No se emocionen, señores, mi busto no es mi mejor cualidad física. No es y nunca lo ha sido. Pocas veces consigo brasieres talla 30, así que acomodo lo que tengo en los 32 A y dejo que el aire rellene lo que tenga que rellenar.
Sería muy hipócrita si les digo que nunca he pensado en aumentarme el tamaño de lo senos, un implante sutil que levante mi belleza, ¿por qué no? Pero rápido se me pasa. ¿En qué estoy pensando? Si a mí me gustan pequeñas, son parte de mi personalidad y además –un gran plus– me hacen lucir más delgada.
Podríamos decir que de la cintura para arriba soy flaquísima.
Hay otras ventajas, claro; no estoy obligada a usar brasier cuando no quiero –cuanto volumen menos miedo a la gravedad–; puedo brincar altísimo en las clases de cumbia, y me da igual usar una blusa cuello halter, una de tirantes o una strapless... Casi cualquiera me queda bien.
Aunque, ahora que lo pienso, sí hubo un momento en mi vida, en el que mis tetas se lucieron en los escotes: durante mi embarazo. ¡Qué fue aquello! Llegué a usar talla 34 B. La novia de Condorito era cualquier cosa a la par mía.
Aparte de ese momento, mis tetas nunca me han servido para ligarme a alguien, evadir una multa de tránsito ni conseguir favores. Nada de eso. Pero pronto iba a descubrir cuán poderosas son.
Desde que Juliana nació, estas tetas se convirtieron en el centro de mi vida y de la suya. Por supuesto que fue difícil al inicio, como cualquier madre primeriza. Hubo llanto de las dos, desesperación de las dos y, finalmente, una enorme satisfacción de las dos cuando se lograba pegar como una ventosa del pezón.
A mi pequeña solo le gusta la izquierda y por esta razón ya tengo una teta más grande que la otra, pero un centímetro más o un centímetro menos no hace mayor diferencia cuando de por sí el tamaño nunca ha sido importante.
Ya se convirtió en algo muy cotidiano. Llego del trabajo y ella misma empieza a gritar “mamá, teta, teta”. A veces, cuando es de noche canta a ritmo de porras: “teta, teta, teta”. Juliana ama su teta, mi teta, la izquierda.
Desarrollé una gran habilidad para pelármela en todo lado, en diferentes posiciones y sin siquiera ponerme roja. Los cobertores de lactancia, las salas para dar de mamar que hay en los centros comerciales, las blusas especiales... nada de eso es para mí ni para Juliana. Nos estorba, no nos gusta. A ella le encanta tomar leche mientras ve pasar a la gente. Eso, supongo, lo heredó de mi abuelita, quien siempre come en su sillón viendo hacia la ventana, para no perderse detalle de lo que pasa en la alameda.

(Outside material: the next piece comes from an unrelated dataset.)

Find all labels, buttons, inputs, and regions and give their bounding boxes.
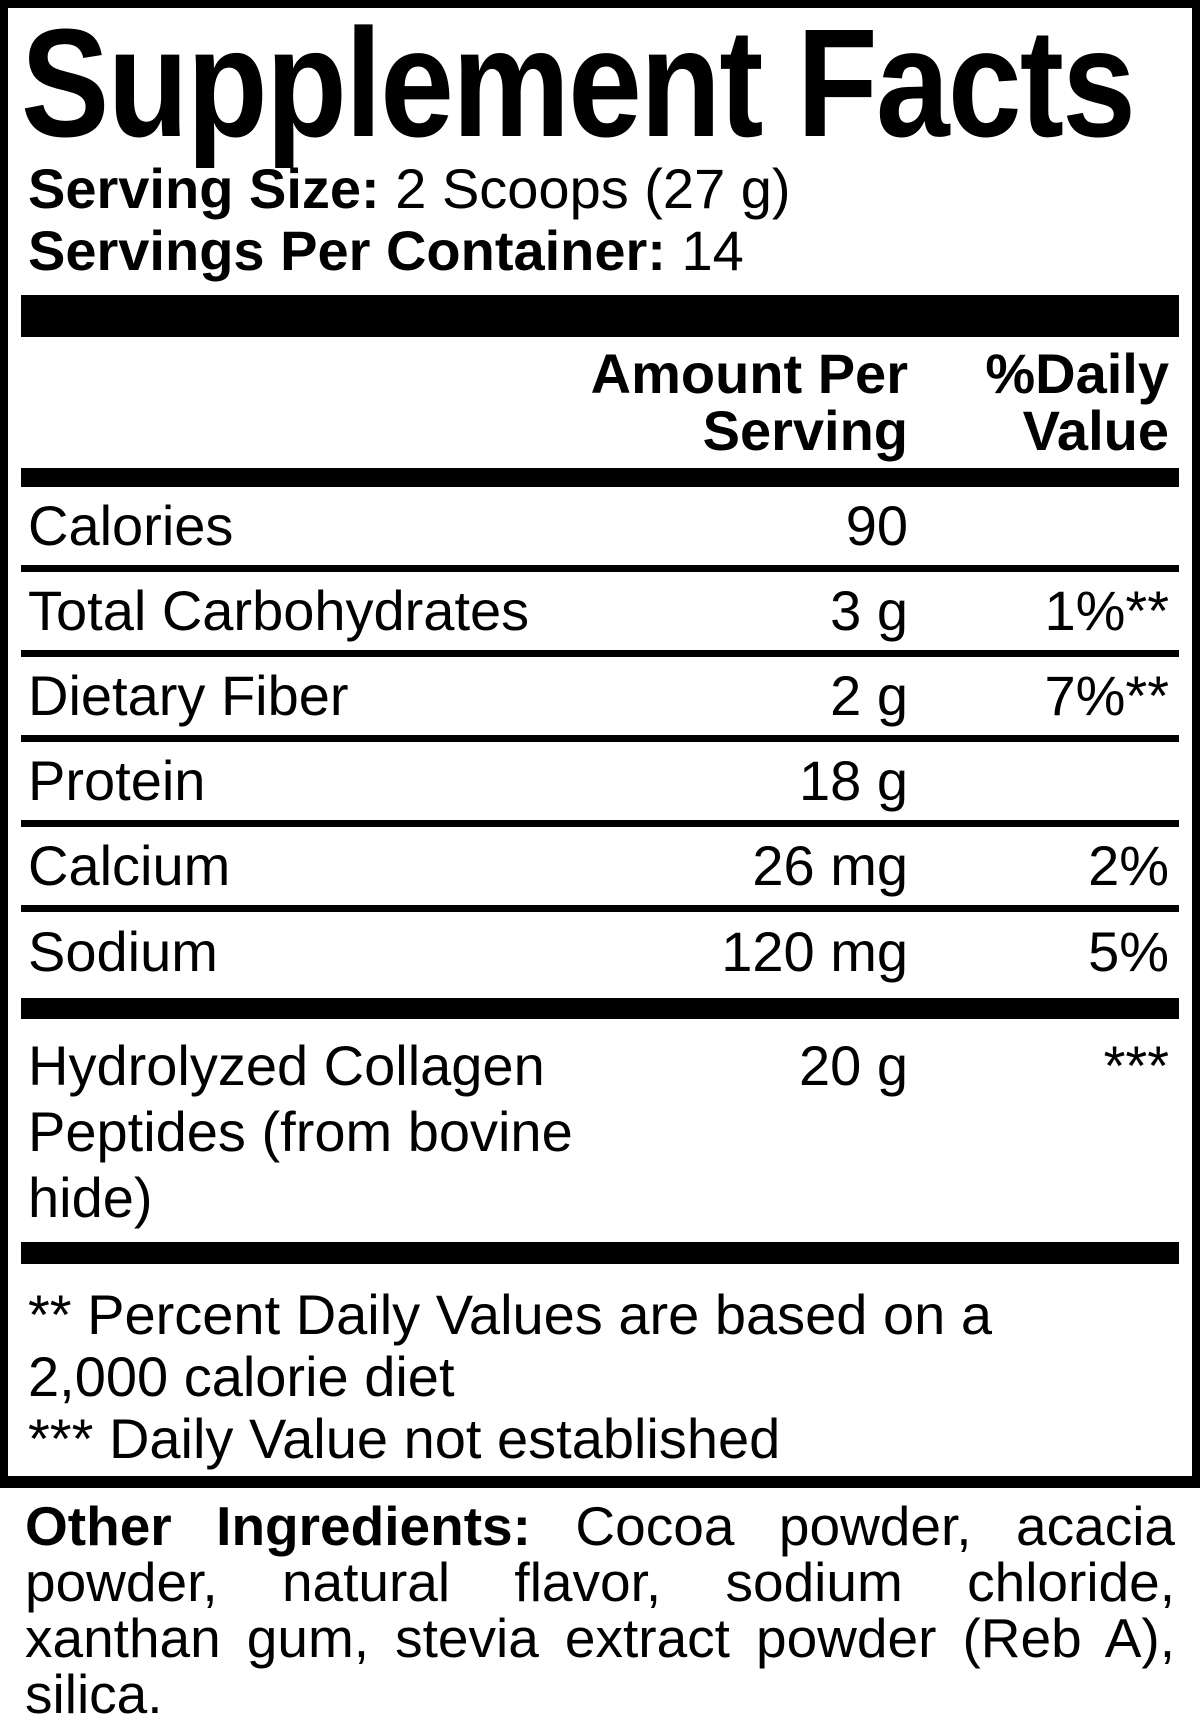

Antes de ser mamá, nadie nunca había querido tanto a mis tetas, ni siquiera yo misma. Ahora las adoro, no por sexys, sino por poderosas. Ellas son un punto de unión muy importante de la relación con mi pequeña. Algo, por egoísta que suene, que es solo de ella y yo.
Y bueno, Juliana ya va a cumplir los dos años. Ya estamos planeando una fiesta temática. Y sí, todavía toma teta. Mi yo ingenua pensaba que cuando los bebés aprendían a caminar, decía su primera palabra y les salía el primer diente, ya debían haber dejado la lactancia.
Ahora que soy mamá pienso diferente. ¿Cuándo le voy a dejar de dar teta a Juliana? Bueno, no sé, ¿los 15 es una buena edad?